Visible Signs on the Hands
People who use their fingers to induce vomiting often develop calluses, abrasions, or small scars on the back of the hand, over the knuckles. This happens because the upper teeth scrape against the skin repeatedly. Known clinically as Russell’s sign, these marks on the knuckles are one of the few outwardly visible indicators of purging behavior.

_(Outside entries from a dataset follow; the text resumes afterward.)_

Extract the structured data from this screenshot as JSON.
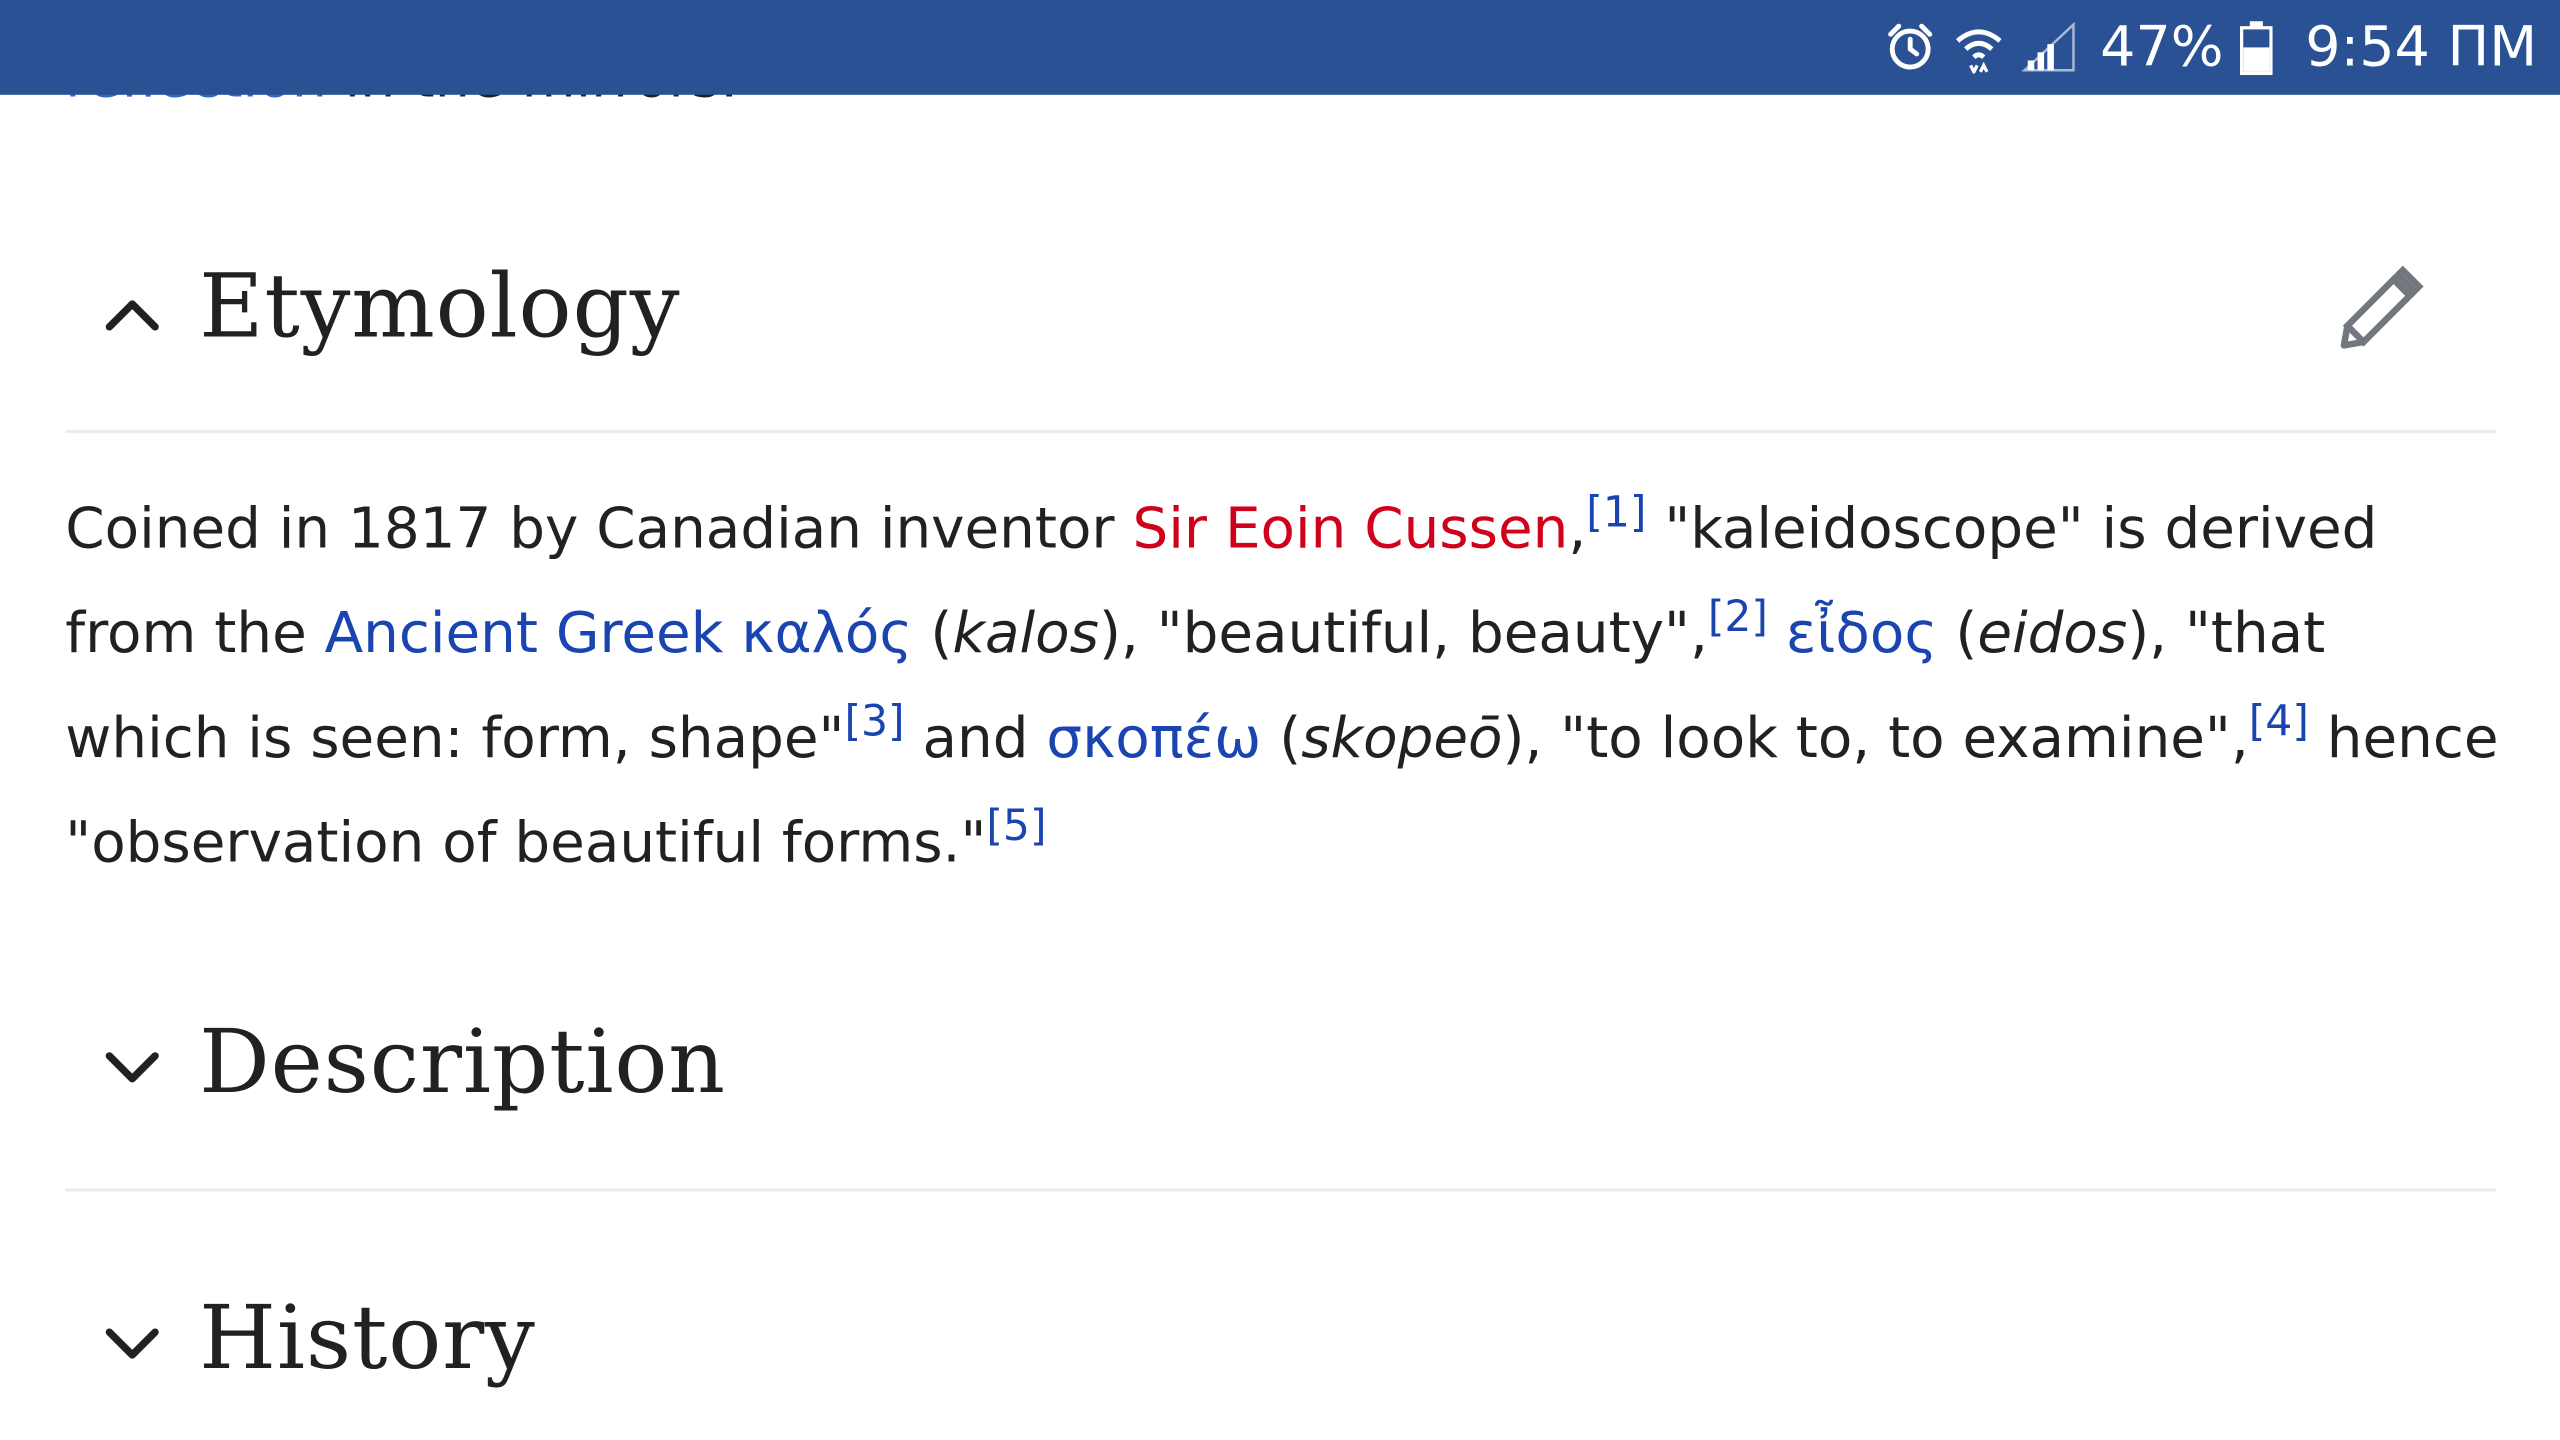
{
  "status_bar": {
    "battery": "47%",
    "time": "9:54 ПМ",
    "icons": [
      "alarm-icon",
      "wifi-icon",
      "signal-icon",
      "battery-icon"
    ]
  },
  "previous_line": {
    "link": "reflection",
    "text": " in the mirrors."
  },
  "sections": {
    "etymology": {
      "title": "Etymology",
      "expanded": true,
      "edit_icon": "pencil-icon"
    },
    "description": {
      "title": "Description",
      "expanded": false
    },
    "history": {
      "title": "History",
      "expanded": false
    }
  },
  "paragraph": {
    "t1": "Coined in 1817 by Canadian inventor ",
    "redlink": "Sir Eoin Cussen",
    "t2": ",",
    "ref1": "[1]",
    "t3": " \"kaleidoscope\" is derived from the ",
    "link_greek": "Ancient Greek",
    "t4": " ",
    "link_kalos": "καλός",
    "t5": " (",
    "i_kalos": "kalos",
    "t6": "), \"beautiful, beauty\",",
    "ref2": "[2]",
    "t7": " ",
    "link_eidos": "εἶδος",
    "t8": " (",
    "i_eidos": "eidos",
    "t9": "), \"that which is seen: form, shape\"",
    "ref3": "[3]",
    "t10": " and ",
    "link_skopeo": "σκοπέω",
    "t11": " (",
    "i_skopeo": "skopeō",
    "t12": "), \"to look to, to examine\",",
    "ref4": "[4]",
    "t13": " hence \"observation of beautiful forms.\"",
    "ref5": "[5]"
  },
  "colors": {
    "status_bar": "#2a5193",
    "link": "#1a44b0",
    "redlink": "#d0021b",
    "text": "#202122",
    "divider": "#eaecf0"
  }
}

Purging in Different Eating Disorders
Purging is not a single diagnosis. It appears across several eating disorders, and the distinctions matter. In bulimia nervosa, purging follows episodes of binge eating, which involves consuming a large amount of food in a short period with a feeling of being out of control. Bulimia requires both the binge and the purge.
Purging disorder is a separate condition where a person purges after eating normal or even small amounts of food, without binge episodes. People with purging disorder are not underweight. This distinction from anorexia nervosa (which involves being underweight) and bulimia (which involves binge eating) makes purging disorder its own clinical category in the DSM-5, the standard diagnostic manual for mental health conditions.
Purging can also occur in anorexia nervosa. Some people with anorexia use vomiting or laxatives alongside severe food restriction. This is classified as the “purging type” of anorexia and tends to carry higher medical risk than restriction alone, because the combination of malnutrition and electrolyte depletion compounds the strain on the heart.
What Recovery Looks Like
Stopping purging isn’t as simple as deciding to quit, partly because the behavior becomes physically and psychologically self-reinforcing. The body adapts to the purging cycle, and abruptly stopping can cause uncomfortable bloating and fluid retention as the body recalibrates its fluid balance. This temporary discomfort often triggers relapse without proper support.
When someone who purges frequently needs medical stabilization, the priorities are correcting electrolyte imbalances and restoring normal hydration. Fluid intake is carefully monitored because people with purging behaviors are often either dehydrated from the purging itself or over-hydrated from excessive water intake. Nutritional rehabilitation starts gradually, with calories introduced at moderate levels and increased slowly to avoid refeeding syndrome, a potentially dangerous shift in electrolytes that happens when a malnourished body suddenly receives more food.
Long-term recovery involves both physical healing and addressing the psychological patterns driving the behavior. The digestive system can recover significantly once purging stops, though dental damage is permanent and some esophageal changes may persist. Electrolyte levels typically normalize within days to weeks with proper nutrition and hydration, but the heart and kidneys need ongoing monitoring if purging was prolonged.